Но Стелла лежала на боку, а не на спине как Марк, пытаться её развернуть было, как минимум, опасно, а у одного Марка силы не хватит.
— Давай помогу, — с готовностью выгнулась Стелла и упёрлась в лист плечом.
— Нет, давай снова упрусь я, а ты найди камешек и попробуй просунуть в зазор.
Трудно сказать, сколько прошло времени: оно словно и не шло.
Трудно сказать, сколько попыток они сделали: их никто не считал.
У Марка тряслись руки и больше не держали.
У Стеллы тоже больше не было сил.
Но кое-что им всё же удалось: засунуть крошечный, размером со школьный мелок, камешек в зазор где-то у Марка над головой.
В эту сантиметровую щель задувал ветер. И даже залетали редкие снежинки. Стелла ловила их рукой и оставляла на лице Марка крошечную холодную капельку.
— Надеюсь, мы просто уснём? — спросила она, когда сил совсем не осталось. Ни на что. Даже на мысли, что они смогут выбраться.
— Надеюсь, — ответил Марк.
— Тогда я хочу умереть первой. Не хочу лежать тут в твоей моче, а то ещё в чём похуже.
— Не все умирают так, в своём дерьме, не переживай, — улыбнулся Марк. Прикусил губу до крови, а потом только добавил: — А мы с тобой выберемся, — приподнял голову, прислушиваясь.
— С чего ты взял?
— С того, что нас ищут.
— Кто? — дёрнулась она.
— Мамай. Слышишь?
Они оба замерли. И оба услышали сорванный до хрипоты голос:
— Ма-а-арк!
— Мы здесь! Здесь! — заорали они что есть силы. — Мамай! Мы здесь!
И он услышал.
Сначала выслушал Марка в крошечную щель, что у них была.
Потом они слышали, как он скидывал куски бетона. Они падали с глухим стуком.
Потом щель стала настолько большой, что Марк увидел его покрытое пылью и морщинами лицо.
— Измайлов? — спросил Марк.
— Там, — кивнул Мамай.
— Вера?
— Молодец. Делает всё, как ты сказал. Это всё потом. Сейчас давай ты поднимешь лист и будешь держать, — хмуро сказал он Марку. — А я попробую что-нибудь подставить и забить поглубже, а потом тебя выдернуть. Ты понял?
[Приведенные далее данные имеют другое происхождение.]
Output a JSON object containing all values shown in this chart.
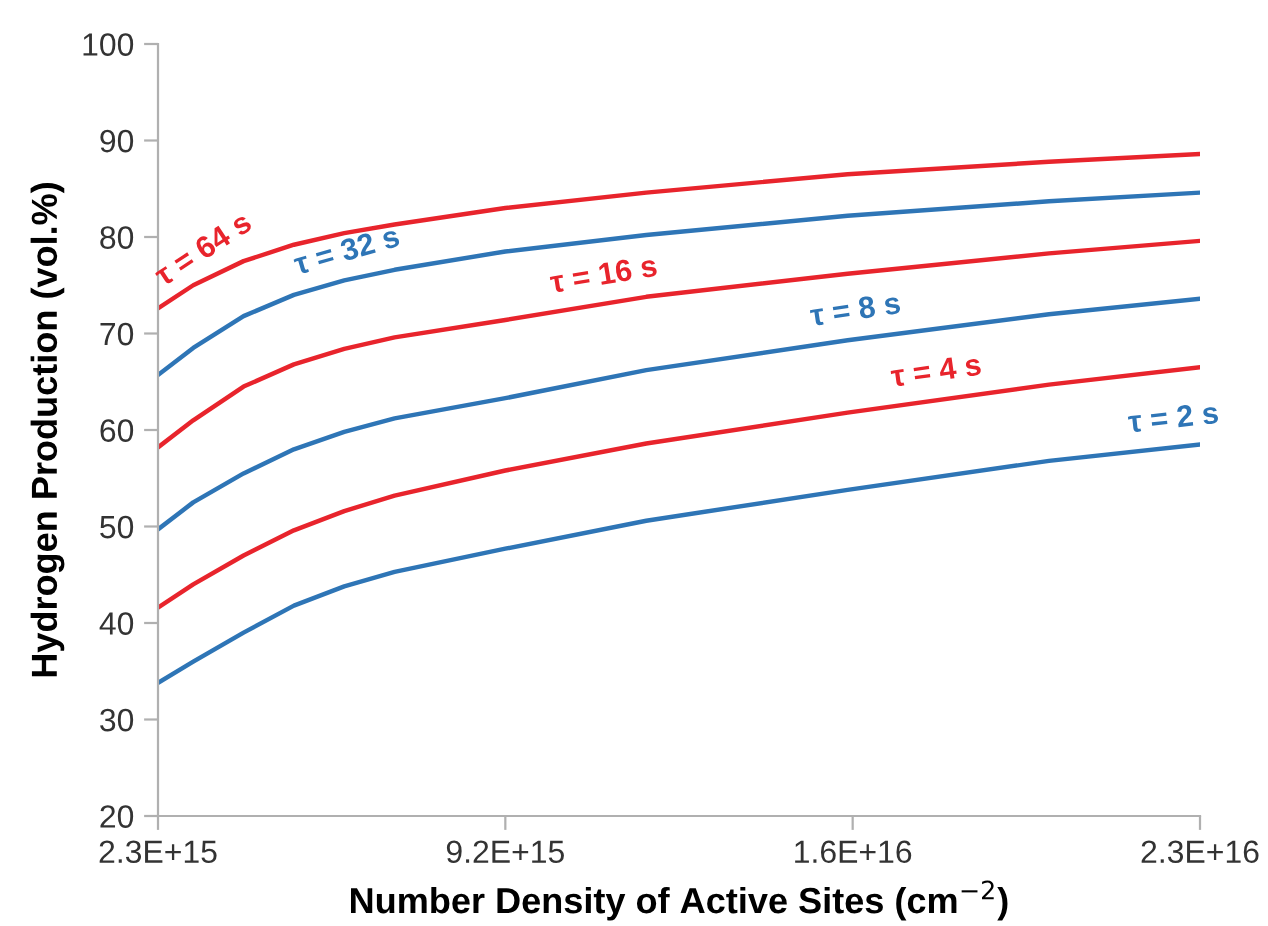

— Да, — скупо ответил Марк.
Что-то было не так. Иначе первой Мамай предложил бы вытащить Стеллу. Что-то плохое, чего Марк не знал, а Мамай не мог сказать сейчас. При ней.
Он припёр обломок бетона и молча кивнул, отдавая Марку команду.
Марк выпрямил руки, вложив в этот рывок все оставшиеся силы. И в тот момент, когда бетонная глыба снизу врезалась в металл, вдруг почувствовал, что выскальзывает. Что железный лист у ног приподнялся, и сила собственных рук выносит его на свободу.
Подтянулся. Схватился за сильную ладонь Мамая. А потом скривился он боли, корчась в пыли: в затёкшие ноги словно одновременно впились тысячи игл.
Да, он слышал, что это опасно: длительное сдавливание, нарушенное кровообращение, тромбоз. Но это был не их случай. Четыре часа, однажды сказал ему военный врач, бинтуя в окопе раненых. Четыре часа до первых необратимых последствий синдрома сдавливания. А они и часа тут не провалялись. Ну ладно, может, и провалялись. Но он встанет, чего бы ему это не стоило!